Configuring SNMP Server Notifications for VRRP Events

MIB support for VRRP

VRRP enables one or more IP addresses to be assumed by a router when a failure occurs. For example, when IP traffic from a host reaches a failed router because the failed router is the default gateway, the traffic is transparently forwarded by the VRRP router that has assumed control. VRRP does not require configuration of dynamic routing or router discovery protocols on every end host. The VRRP router controlling the IP address(es) associated with a virtual router is called the IP address owner router, and forwards packets sent to these IP addresses. The election process provides dynamic fail over (standby) in the forwarding responsibility should the IP address owner router become unavailable. This allows any of the virtual router IP addresses on the LAN to be used as the default first hop router by end-hosts.

The advantage gained from using VRRP is a higher availability default path without requiring configuration of dynamic routing or router discovery protocols on every end-host.
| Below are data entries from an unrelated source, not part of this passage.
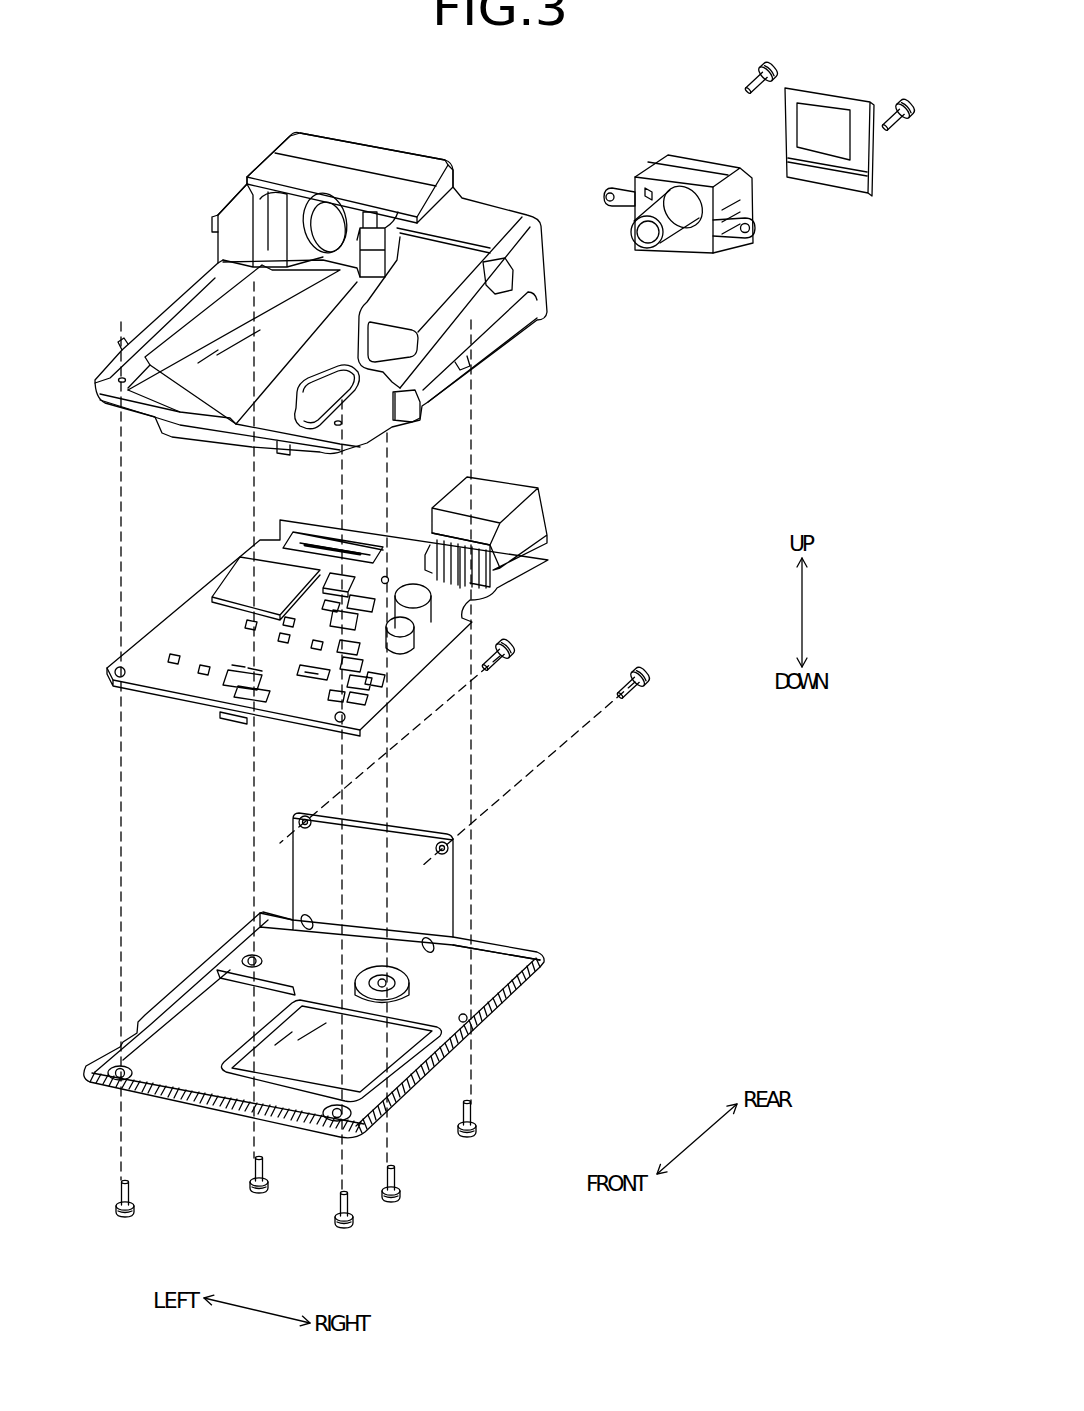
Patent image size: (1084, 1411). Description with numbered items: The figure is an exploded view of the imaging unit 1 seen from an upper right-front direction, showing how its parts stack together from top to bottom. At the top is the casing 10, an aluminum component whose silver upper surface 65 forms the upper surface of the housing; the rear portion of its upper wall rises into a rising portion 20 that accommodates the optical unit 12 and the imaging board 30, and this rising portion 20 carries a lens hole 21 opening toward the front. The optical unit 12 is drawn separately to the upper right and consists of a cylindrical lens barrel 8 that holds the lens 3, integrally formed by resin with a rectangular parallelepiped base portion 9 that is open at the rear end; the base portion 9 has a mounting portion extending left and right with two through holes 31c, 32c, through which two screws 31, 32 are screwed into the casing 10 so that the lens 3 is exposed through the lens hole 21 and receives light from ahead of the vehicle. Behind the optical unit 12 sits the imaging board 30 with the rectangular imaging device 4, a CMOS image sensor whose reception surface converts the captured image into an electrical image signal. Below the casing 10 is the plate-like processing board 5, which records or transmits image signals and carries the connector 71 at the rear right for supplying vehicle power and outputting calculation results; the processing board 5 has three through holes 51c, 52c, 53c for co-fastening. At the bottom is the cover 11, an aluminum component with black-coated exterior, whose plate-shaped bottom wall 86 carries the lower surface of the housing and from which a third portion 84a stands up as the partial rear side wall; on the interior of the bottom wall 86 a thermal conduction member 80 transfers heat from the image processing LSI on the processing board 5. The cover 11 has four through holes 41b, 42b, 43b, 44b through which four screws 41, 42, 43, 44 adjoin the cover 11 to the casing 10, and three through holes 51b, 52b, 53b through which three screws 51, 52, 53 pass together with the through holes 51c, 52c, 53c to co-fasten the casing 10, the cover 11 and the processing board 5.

The imaging unit 1 is at (153, 117).
The casing 10 is at (184, 221).
The rising portion 20 is at (390, 164).
The lens hole 21 is at (330, 211).
The upper surface 65 is at (203, 378).
The optical unit 12 is at (749, 266).
The base portion 9 is at (683, 166).
The lens 3 is at (647, 232).
The lens barrel 8 is at (690, 236).
The through hole 31c is at (608, 190).
The through hole 32c is at (758, 213).
The imaging board 30 is at (855, 204).
The imaging device 4 is at (827, 106).
The screw 31 is at (757, 76).
The screw 32 is at (900, 121).
The processing board 5 is at (204, 564).
The through hole 51c is at (386, 578).
The through hole 52c is at (113, 676).
The through hole 53c is at (338, 723).
The connector 71 is at (505, 487).
The screw 41 is at (516, 647).
The screw 42 is at (651, 672).
The cover 11 is at (216, 864).
The third portion 84a is at (406, 895).
The through hole 41b is at (303, 822).
The through hole 42b is at (442, 845).
The through hole 43b is at (252, 955).
The through hole 51b is at (386, 982).
The thermal conduction member 80 is at (364, 1059).
The bottom wall 86 is at (480, 980).
The through hole 44b is at (466, 1021).
The through hole 52b is at (117, 1081).
The through hole 53b is at (335, 1126).
The screw 52 is at (127, 1220).
The screw 43 is at (260, 1196).
The screw 53 is at (346, 1232).
The screw 51 is at (392, 1206).
The screw 44 is at (472, 1146).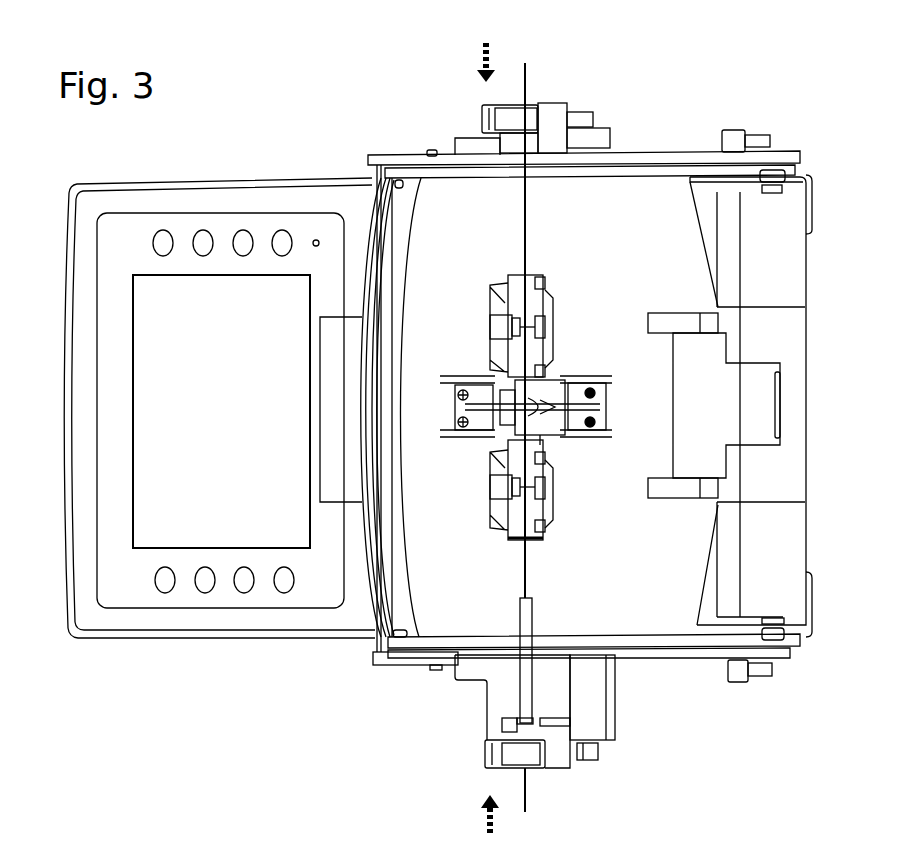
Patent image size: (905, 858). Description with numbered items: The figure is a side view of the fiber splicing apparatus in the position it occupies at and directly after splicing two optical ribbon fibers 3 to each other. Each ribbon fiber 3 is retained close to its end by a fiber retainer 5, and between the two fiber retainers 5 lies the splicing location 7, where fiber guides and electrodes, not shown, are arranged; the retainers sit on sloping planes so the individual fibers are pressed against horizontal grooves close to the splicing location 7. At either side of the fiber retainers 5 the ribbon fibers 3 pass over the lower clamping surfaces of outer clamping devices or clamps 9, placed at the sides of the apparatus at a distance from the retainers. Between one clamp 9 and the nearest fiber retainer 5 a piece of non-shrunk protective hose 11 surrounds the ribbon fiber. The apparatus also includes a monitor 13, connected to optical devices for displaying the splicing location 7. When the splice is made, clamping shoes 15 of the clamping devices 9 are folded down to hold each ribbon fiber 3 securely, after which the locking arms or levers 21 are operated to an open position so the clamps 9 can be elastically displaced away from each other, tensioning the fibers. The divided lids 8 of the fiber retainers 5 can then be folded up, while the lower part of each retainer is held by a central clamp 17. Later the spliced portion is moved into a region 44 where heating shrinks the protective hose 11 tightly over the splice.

The optical ribbon fiber 3 is at (528, 62).
The fiber retainer 5 is at (523, 312).
The splicing location 7 is at (479, 363).
The divided lid 8 is at (550, 300).
The outer clamping device 9 is at (541, 89).
The protective hose 11 is at (520, 612).
The monitor 13 is at (148, 278).
The clamping shoe 15 is at (522, 764).
The central clamp 17 is at (500, 490).
The locking arm 21 is at (599, 756).
The heating region 44 is at (663, 417).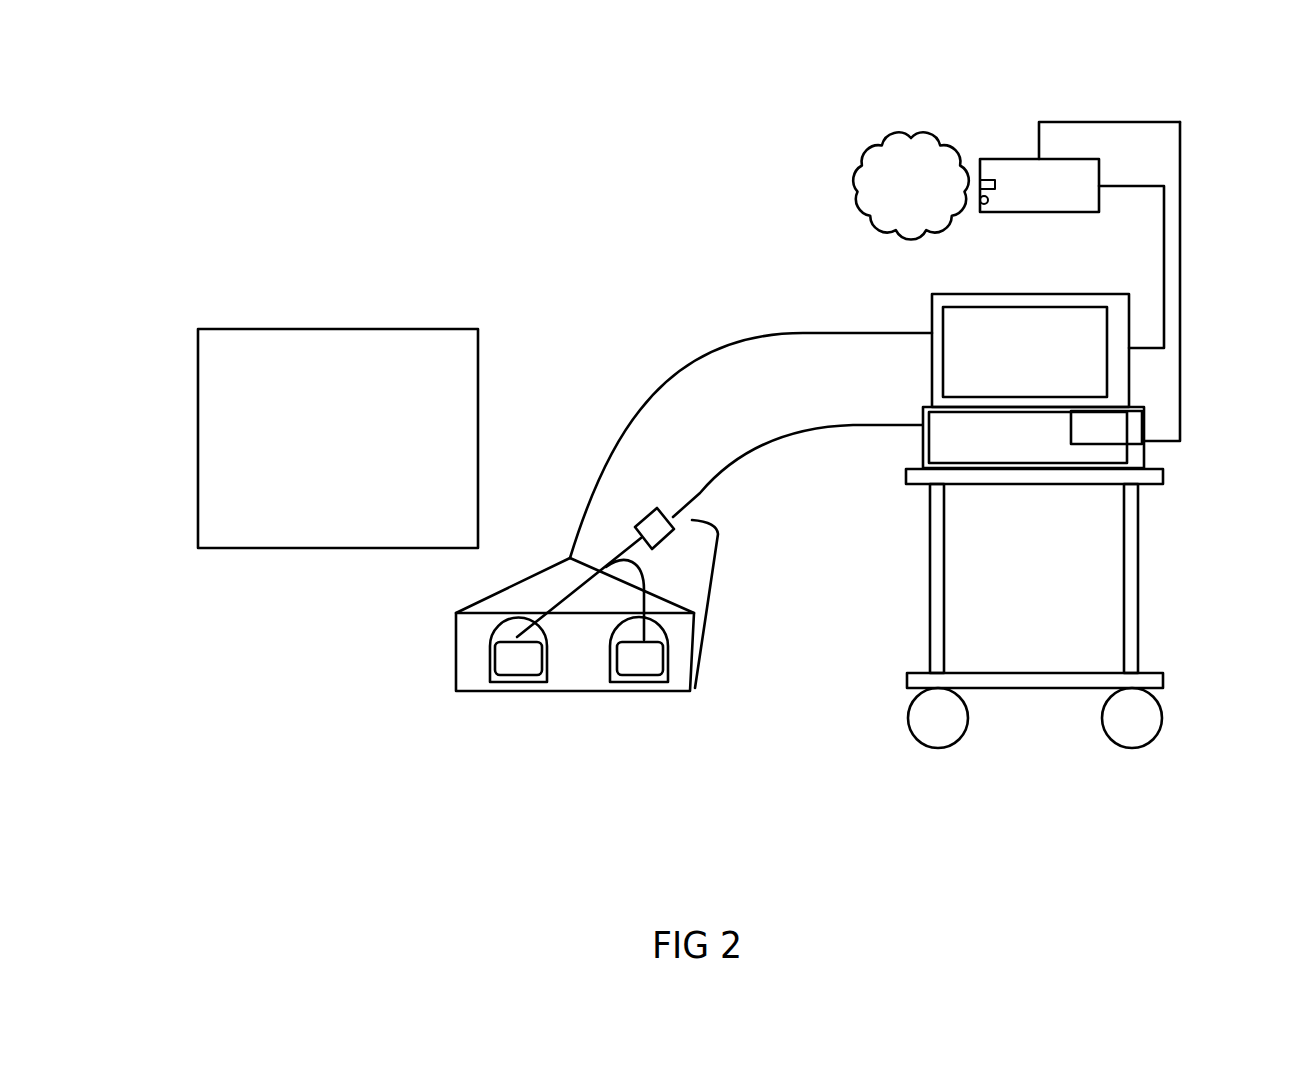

Simple Network Management Protocol (SNMP) traps provide information of the state changes, when the virtual routers (in standby) are moved to IP address owner router's state or if the standby router is made IP address owner router.

Configuration Example

Enables SNMP server notifications (traps) for VRRP.

Router#configure
Router(config)#snmp-server traps vrrp events
router(config)#commit

Use the show snmp traps details command to view details of SNMP server notifications.